Adding artificial colorings and flavors: To mimic the appearance and taste of high-quality olive oil, dishonest producers add artificial colorings and flavors. These additives can mask the inferior quality and provide a false perception of authenticity.

Packaging and labeling deception: Fake olive oil producers use misleading packaging and labeling that suggests the product is from a specific region known for high-quality olive oil when it is not. They may also use labels that contain misleading or false certifications to deceive consumers.   

 

The saddest thing is that it is a delayed-acting poison, quietly killing people for many years. Just like cola, chips, and many other junk foods they enjoy every day. 

You may say: “That’s all very nice, but what can we do? Not everyone can afford premium olive oil“. You know, olive oil is not that vital, and nobody dies because of its absence. So it’s better to live without it than consume carcinogens. 
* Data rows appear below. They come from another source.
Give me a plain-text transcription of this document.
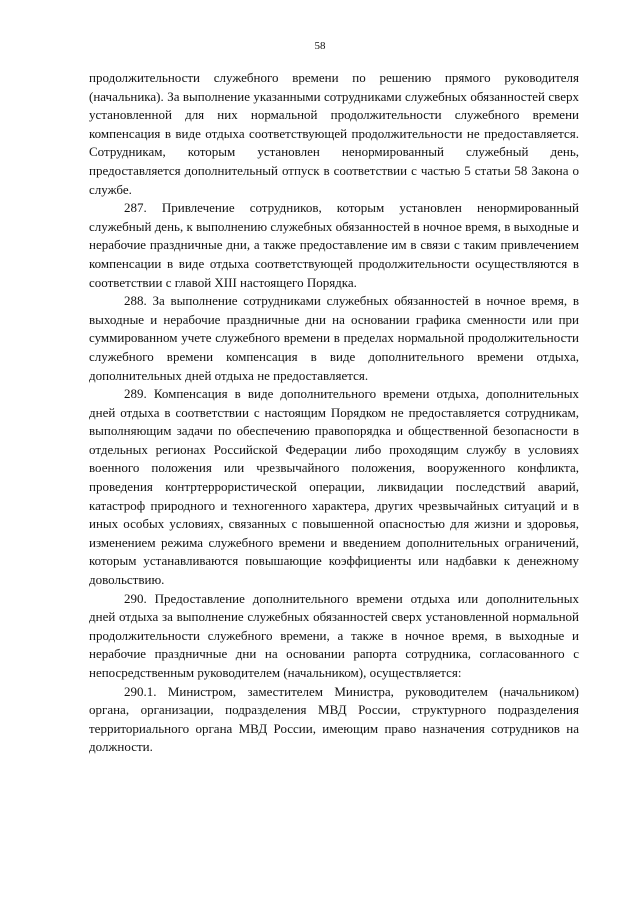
58

продолжительности служебного времени по решению прямого руководителя (начальника). За выполнение указанными сотрудниками служебных обязанностей сверх установленной для них нормальной продолжительности служебного времени компенсация в виде отдыха соответствующей продолжительности не предоставляется. Сотрудникам, которым установлен ненормированный служебный день, предоставляется дополнительный отпуск в соответствии с частью 5 статьи 58 Закона о службе.

287. Привлечение сотрудников, которым установлен ненормированный служебный день, к выполнению служебных обязанностей в ночное время, в выходные и нерабочие праздничные дни, а также предоставление им в связи с таким привлечением компенсации в виде отдыха соответствующей продолжительности осуществляются в соответствии с главой XIII настоящего Порядка.

288. За выполнение сотрудниками служебных обязанностей в ночное время, в выходные и нерабочие праздничные дни на основании графика сменности или при суммированном учете служебного времени в пределах нормальной продолжительности служебного времени компенсация в виде дополнительного времени отдыха, дополнительных дней отдыха не предоставляется.

289. Компенсация в виде дополнительного времени отдыха, дополнительных дней отдыха в соответствии с настоящим Порядком не предоставляется сотрудникам, выполняющим задачи по обеспечению правопорядка и общественной безопасности в отдельных регионах Российской Федерации либо проходящим службу в условиях военного положения или чрезвычайного положения, вооруженного конфликта, проведения контртеррористической операции, ликвидации последствий аварий, катастроф природного и техногенного характера, других чрезвычайных ситуаций и в иных особых условиях, связанных с повышенной опасностью для жизни и здоровья, изменением режима служебного времени и введением дополнительных ограничений, которым устанавливаются повышающие коэффициенты или надбавки к денежному довольствию.

290. Предоставление дополнительного времени отдыха или дополнительных дней отдыха за выполнение служебных обязанностей сверх установленной нормальной продолжительности служебного времени, а также в ночное время, в выходные и нерабочие праздничные дни на основании рапорта сотрудника, согласованного с непосредственным руководителем (начальником), осуществляется:

290.1. Министром, заместителем Министра, руководителем (начальником) органа, организации, подразделения МВД России, структурного подразделения территориального органа МВД России, имеющим право назначения сотрудников на должности.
Below you'll find an excerpt from the book Extra Virginity by Tom Mueller, as an explanation of how cheap olive oil is produced: 

“Front-end loaders dump the pomace into a large hopper, from which it moves into a steel tube heated by the furnaces, that rotates slowly until most of the moisture in the pomace has evaporated. The dried pomace is transferred into tall silos and drenched with hexane, an industrial solvent. After the residual oil dissolves into the hexane, leaving the pomace, a blast of steam as loud as a cannon-shot drives the mixture of solvent and oil into a separate tank, where it’s heated to evaporate off the hexane. What’s left is a dense, black liquid known as crude pomace oil… 
… Before this oil can be sold as food, it’s piped into a refinery in an adjoining building for desolventization, deacidification, deodorization, degumming, and other chemical processes. The resulting clear, odorless, tasteless fat is blended with a small quantity of extra virgin olive oil to give it flavor, and is sold as “olive pomace oil.”
This substance is a poor cousin to extra virgin olive oil, with a dubious past. From time to time, Italian and EU health inspectors have detected toxins, mineral oil, and carcinogenic material in pomace oil; there have been Europe – wide health alerts for contaminated pomace oil, leading to product recalls and confiscations.”

The book was published in 2011. Has something changed? It’s even worse now.